Back in December, Google opened the doors to developers of all varieties to contribute to the Fuchsia project, marking the project’s first steps into the limelight. Even before then, companies have worked with Fuchsia before or contributed to the project, with companies like Huawei at one point working on support for one of its own devices in the OS.

The latest company to contribute to Google’s Fuchsia project is Samsung, with the addition of code related to Samsung’s “Flash-Friendly File System.” Better known as “F2FS,” the project is an alternative system for managing the files on a storage device, such as the built-in storage of a smartphone.

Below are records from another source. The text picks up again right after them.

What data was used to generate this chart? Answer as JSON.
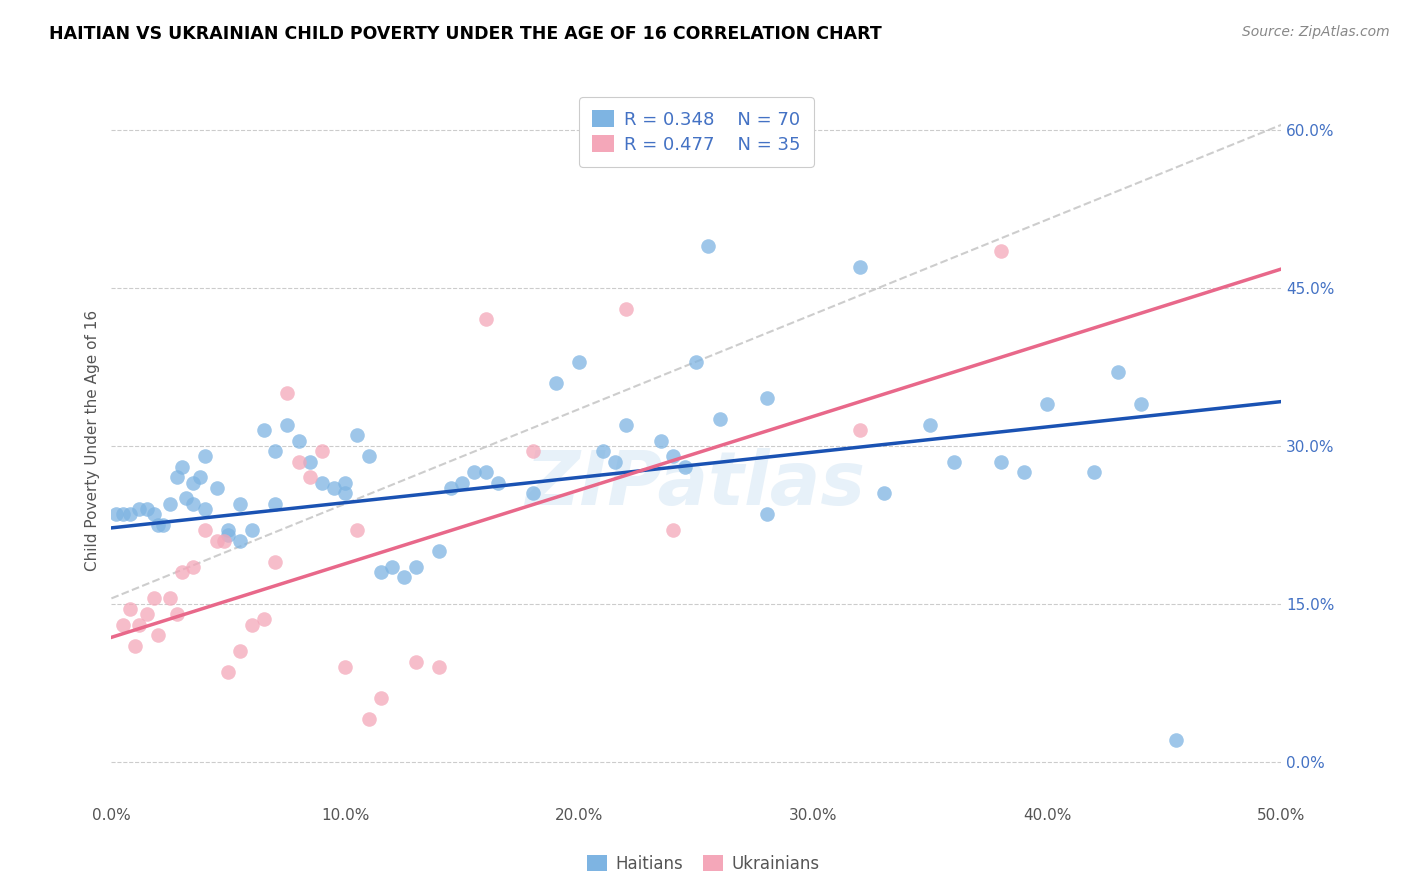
{
  "title": "HAITIAN VS UKRAINIAN CHILD POVERTY UNDER THE AGE OF 16 CORRELATION CHART",
  "source": "Source: ZipAtlas.com",
  "ylabel": "Child Poverty Under the Age of 16",
  "xlim": [
    0.0,
    0.5
  ],
  "ylim": [
    -0.04,
    0.65
  ],
  "xticks": [
    0.0,
    0.1,
    0.2,
    0.3,
    0.4,
    0.5
  ],
  "xticklabels": [
    "0.0%",
    "10.0%",
    "20.0%",
    "30.0%",
    "40.0%",
    "50.0%"
  ],
  "yticks_right": [
    0.0,
    0.15,
    0.3,
    0.45,
    0.6
  ],
  "yticklabels_right": [
    "0.0%",
    "15.0%",
    "30.0%",
    "45.0%",
    "60.0%"
  ],
  "legend_r_haitian": "R = 0.348",
  "legend_n_haitian": "N = 70",
  "legend_r_ukrainian": "R = 0.477",
  "legend_n_ukrainian": "N = 35",
  "haitian_color": "#7EB4E2",
  "ukrainian_color": "#F4A7B9",
  "haitian_line_color": "#1A52B3",
  "ukrainian_line_color": "#E8688A",
  "diagonal_line_color": "#C8C8C8",
  "watermark": "ZIPatlas",
  "haitian_points": [
    [
      0.002,
      0.235
    ],
    [
      0.005,
      0.235
    ],
    [
      0.008,
      0.235
    ],
    [
      0.012,
      0.24
    ],
    [
      0.015,
      0.24
    ],
    [
      0.018,
      0.235
    ],
    [
      0.02,
      0.225
    ],
    [
      0.022,
      0.225
    ],
    [
      0.025,
      0.245
    ],
    [
      0.028,
      0.27
    ],
    [
      0.03,
      0.28
    ],
    [
      0.032,
      0.25
    ],
    [
      0.035,
      0.245
    ],
    [
      0.035,
      0.265
    ],
    [
      0.038,
      0.27
    ],
    [
      0.04,
      0.29
    ],
    [
      0.04,
      0.24
    ],
    [
      0.045,
      0.26
    ],
    [
      0.05,
      0.215
    ],
    [
      0.05,
      0.22
    ],
    [
      0.055,
      0.21
    ],
    [
      0.055,
      0.245
    ],
    [
      0.06,
      0.22
    ],
    [
      0.065,
      0.315
    ],
    [
      0.07,
      0.295
    ],
    [
      0.07,
      0.245
    ],
    [
      0.075,
      0.32
    ],
    [
      0.08,
      0.305
    ],
    [
      0.085,
      0.285
    ],
    [
      0.09,
      0.265
    ],
    [
      0.095,
      0.26
    ],
    [
      0.1,
      0.255
    ],
    [
      0.1,
      0.265
    ],
    [
      0.105,
      0.31
    ],
    [
      0.11,
      0.29
    ],
    [
      0.115,
      0.18
    ],
    [
      0.12,
      0.185
    ],
    [
      0.125,
      0.175
    ],
    [
      0.13,
      0.185
    ],
    [
      0.14,
      0.2
    ],
    [
      0.145,
      0.26
    ],
    [
      0.15,
      0.265
    ],
    [
      0.155,
      0.275
    ],
    [
      0.16,
      0.275
    ],
    [
      0.165,
      0.265
    ],
    [
      0.18,
      0.255
    ],
    [
      0.19,
      0.36
    ],
    [
      0.2,
      0.38
    ],
    [
      0.21,
      0.295
    ],
    [
      0.215,
      0.285
    ],
    [
      0.22,
      0.32
    ],
    [
      0.235,
      0.305
    ],
    [
      0.24,
      0.29
    ],
    [
      0.245,
      0.28
    ],
    [
      0.25,
      0.38
    ],
    [
      0.255,
      0.49
    ],
    [
      0.26,
      0.325
    ],
    [
      0.28,
      0.345
    ],
    [
      0.32,
      0.47
    ],
    [
      0.35,
      0.32
    ],
    [
      0.36,
      0.285
    ],
    [
      0.38,
      0.285
    ],
    [
      0.39,
      0.275
    ],
    [
      0.4,
      0.34
    ],
    [
      0.42,
      0.275
    ],
    [
      0.43,
      0.37
    ],
    [
      0.44,
      0.34
    ],
    [
      0.455,
      0.02
    ],
    [
      0.33,
      0.255
    ],
    [
      0.28,
      0.235
    ]
  ],
  "ukrainian_points": [
    [
      0.005,
      0.13
    ],
    [
      0.008,
      0.145
    ],
    [
      0.01,
      0.11
    ],
    [
      0.012,
      0.13
    ],
    [
      0.015,
      0.14
    ],
    [
      0.018,
      0.155
    ],
    [
      0.02,
      0.12
    ],
    [
      0.025,
      0.155
    ],
    [
      0.028,
      0.14
    ],
    [
      0.03,
      0.18
    ],
    [
      0.035,
      0.185
    ],
    [
      0.04,
      0.22
    ],
    [
      0.045,
      0.21
    ],
    [
      0.048,
      0.21
    ],
    [
      0.05,
      0.085
    ],
    [
      0.055,
      0.105
    ],
    [
      0.06,
      0.13
    ],
    [
      0.065,
      0.135
    ],
    [
      0.07,
      0.19
    ],
    [
      0.075,
      0.35
    ],
    [
      0.08,
      0.285
    ],
    [
      0.085,
      0.27
    ],
    [
      0.09,
      0.295
    ],
    [
      0.1,
      0.09
    ],
    [
      0.105,
      0.22
    ],
    [
      0.11,
      0.04
    ],
    [
      0.115,
      0.06
    ],
    [
      0.13,
      0.095
    ],
    [
      0.14,
      0.09
    ],
    [
      0.16,
      0.42
    ],
    [
      0.18,
      0.295
    ],
    [
      0.22,
      0.43
    ],
    [
      0.24,
      0.22
    ],
    [
      0.38,
      0.485
    ],
    [
      0.32,
      0.315
    ]
  ],
  "haitian_trend": {
    "slope": 0.24,
    "intercept": 0.222
  },
  "ukrainian_trend": {
    "slope": 0.7,
    "intercept": 0.118
  },
  "diagonal": {
    "slope": 0.9,
    "intercept": 0.155
  },
  "figsize": [
    14.06,
    8.92
  ],
  "dpi": 100
}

In recent years, F2FS has become a serious competitor to EXT4, which has long been the de facto file system for Android devices. You can find F2FS being used in Samsung’s phones since the Galaxy Note 10, Google phones since the Pixel 3, and many more Android devices. Considering Fuchsia has its own separate ideas of how file systems should work, it seems the new support for Samsung’s F2FS may be intended more for the ability to read data from other devices, rather than using F2FS on its own.

More importantly, this isn’t a lone Samsung employee contributing work to Fuchsia in their own name. Instead, in the official “AUTHORS” file, “Samsung Inc.” is listed side by side with “Google LLC,” seemingly formalizing the two companies’ collaboration, at least on this particular effort. Looking ahead, Google and Samsung will be continuing to work on F2FS support for Fuchsia, with “major releases” planned out through July.

It’s unclear if Samsung has any further intentions for Fuchsia OS or if its contributions will be limited to just F2FS. Thus far, there have been no indications of whether or not Samsung intends to ever include Fuchsia OS on a future device.

Google declined to comment on this story.